Once FPL Energy elected to pursue dam removal, the Coalition viewed that as the best option, although Fletcher and his group maintained the Coalition was determined to breach Fort Halifax from the start.
Essex Hydro Associates, a Boston-based company that operates a number of small hydro projects, including the Benton Falls Dam, sought to purchase Fort Halifax Dam and continue generating electricity at the facility.
FPL Energy was open to Essex Hydro’s interest, but other parties to the 1998 agreement found fault with the hydro company’s proposal and rejected the plan.
Essex Hydro made a late-hour attempt to delay removal so it could pursue taking over the project.
But on Thursday, at about the same time the hoe-ram began to breach Fort Halifax, the Federal Energy Regulatory Commission rejected Essex Hydro’s request to halt the breaching and acquire the dam.
For those assembled on the Sebasticook Bridge, physical rather than regulatory action was the order of the day: the slow, methodical jackhammer-like strikes of the hoe-ram told the story.
Nick Bennett, a staff scientist with the Natural Resources Council of Maine, felt as if the hoe-ram released five years of frustration from his body.
“I’m very relieved to see that we are going to see this river come back to life,” he said from the bridge. “It is going to restore five miles of habitat to sea-run fish. This will be especially good habitat for shad.”
Bennett said the transformation of the Fort Halifax lake into a free-flowing river also should attract aquatic insects that will in turn attract wildlife such as mink and otters.
Reggie Bizier of Vassalboro grew up on the banks of the Fort Halifax reservoir and spent much of his life hunting, fishing and canoeing at what he called “the pond.”
Bizier said he will miss the man-made lake.
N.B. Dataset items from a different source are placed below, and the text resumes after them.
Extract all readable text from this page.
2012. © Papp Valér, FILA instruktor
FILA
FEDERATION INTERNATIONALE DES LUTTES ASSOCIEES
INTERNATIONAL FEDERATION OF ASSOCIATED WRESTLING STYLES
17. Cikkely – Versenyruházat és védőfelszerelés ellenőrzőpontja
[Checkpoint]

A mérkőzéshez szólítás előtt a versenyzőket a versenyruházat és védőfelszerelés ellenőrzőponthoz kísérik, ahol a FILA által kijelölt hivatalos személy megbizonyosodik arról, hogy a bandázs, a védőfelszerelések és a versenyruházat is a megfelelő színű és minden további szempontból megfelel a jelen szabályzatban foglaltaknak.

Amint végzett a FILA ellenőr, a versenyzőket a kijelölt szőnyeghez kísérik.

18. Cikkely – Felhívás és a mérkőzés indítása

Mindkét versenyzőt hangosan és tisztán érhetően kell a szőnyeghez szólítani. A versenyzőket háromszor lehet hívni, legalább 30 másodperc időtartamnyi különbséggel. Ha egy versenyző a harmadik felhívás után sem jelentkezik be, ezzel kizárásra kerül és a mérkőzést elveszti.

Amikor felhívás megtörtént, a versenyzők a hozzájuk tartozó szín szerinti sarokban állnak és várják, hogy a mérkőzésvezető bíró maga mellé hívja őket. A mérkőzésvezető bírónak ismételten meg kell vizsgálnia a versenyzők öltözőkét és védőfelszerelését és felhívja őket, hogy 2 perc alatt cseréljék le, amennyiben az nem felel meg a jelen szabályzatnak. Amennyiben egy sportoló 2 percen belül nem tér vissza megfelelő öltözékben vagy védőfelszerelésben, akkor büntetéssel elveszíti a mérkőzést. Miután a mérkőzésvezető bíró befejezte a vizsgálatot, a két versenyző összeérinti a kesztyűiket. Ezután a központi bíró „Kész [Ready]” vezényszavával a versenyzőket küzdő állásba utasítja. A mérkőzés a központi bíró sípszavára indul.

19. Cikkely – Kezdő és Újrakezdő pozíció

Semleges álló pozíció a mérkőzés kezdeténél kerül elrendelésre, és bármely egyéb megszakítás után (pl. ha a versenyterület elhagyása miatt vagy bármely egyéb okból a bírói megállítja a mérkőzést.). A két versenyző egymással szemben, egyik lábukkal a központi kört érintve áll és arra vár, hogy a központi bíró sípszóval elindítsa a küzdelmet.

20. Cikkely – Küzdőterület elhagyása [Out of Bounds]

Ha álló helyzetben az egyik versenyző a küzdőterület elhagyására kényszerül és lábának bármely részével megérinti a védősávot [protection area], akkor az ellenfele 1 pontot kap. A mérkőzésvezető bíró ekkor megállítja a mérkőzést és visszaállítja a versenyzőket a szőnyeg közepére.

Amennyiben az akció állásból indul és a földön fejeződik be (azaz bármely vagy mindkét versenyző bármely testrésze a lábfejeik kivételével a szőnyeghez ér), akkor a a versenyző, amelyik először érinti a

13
His opposition, though, went beyond recreational issues.
“They are doing a foolish thing,” he said of the breaching. “There is too much energy there that they are destroying.”
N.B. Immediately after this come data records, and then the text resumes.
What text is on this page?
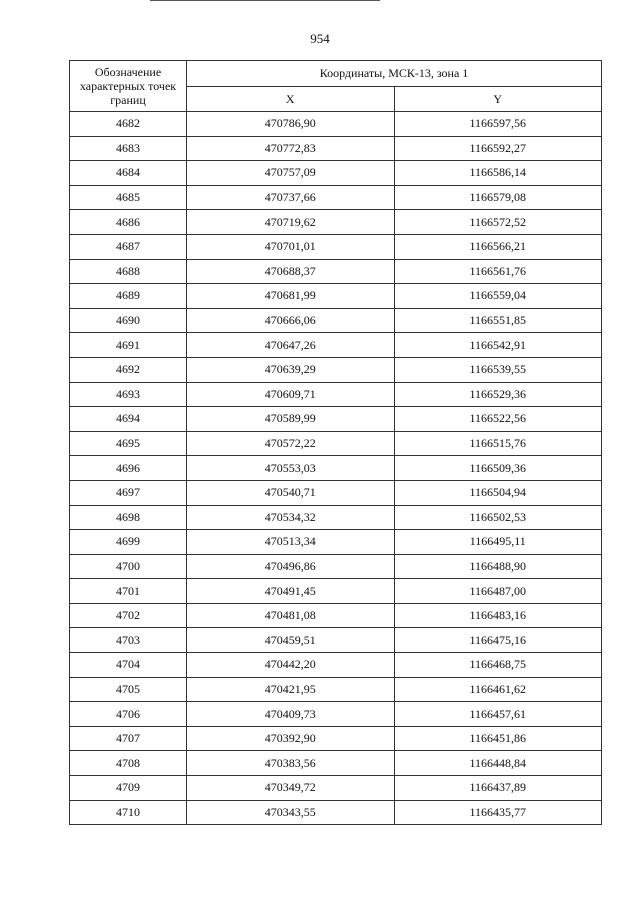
954
Обозначение характерных точек границ	Координаты, МСК-13, зона 1	
	X	Y
4682	470786,90	1166597,56
4683	470772,83	1166592,27
4684	470757,09	1166586,14
4685	470737,66	1166579,08
4686	470719,62	1166572,52
4687	470701,01	1166566,21
4688	470688,37	1166561,76
4689	470681,99	1166559,04
4690	470666,06	1166551,85
4691	470647,26	1166542,91
4692	470639,29	1166539,55
4693	470609,71	1166529,36
4694	470589,99	1166522,56
4695	470572,22	1166515,76
4696	470553,03	1166509,36
4697	470540,71	1166504,94
4698	470534,32	1166502,53
4699	470513,34	1166495,11
4700	470496,86	1166488,90
4701	470491,45	1166487,00
4702	470481,08	1166483,16
4703	470459,51	1166475,16
4704	470442,20	1166468,75
4705	470421,95	1166461,62
4706	470409,73	1166457,61
4707	470392,90	1166451,86
4708	470383,56	1166448,84
4709	470349,72	1166437,89
4710	470343,55	1166435,77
Davis, the Winslow resident, said the loss of Fort Halifax already is having consequences beyond the loss of electrical power.
He said he came across dead bass and mussels stranded in the mud as result of the two week draw-down that preceded the breaching.
Davis said he followed the controversy over Fort Halifax’s fate and supported SOS.
Yet, he said, he was not surprised by Thursday’s outcome.
“I held hope (that Fort Halifax would be preserved),” he said, “but I never believed it would, because there were too many special interest groups with deep pockets (who wanted it out).”
Cleary, the Waterville fly fisherman, spoke just as critically about the opposition.
He said those most vocal about keeping the dam were homeowners on the reservoir who wanted to preserve their lake-front views.
Cleary said the dam’s removal benefits society as a whole.
“You’ve got to ultimately think what is best for the river and the environment,” he said, “and fish passage is what’s best for the river and the environment.”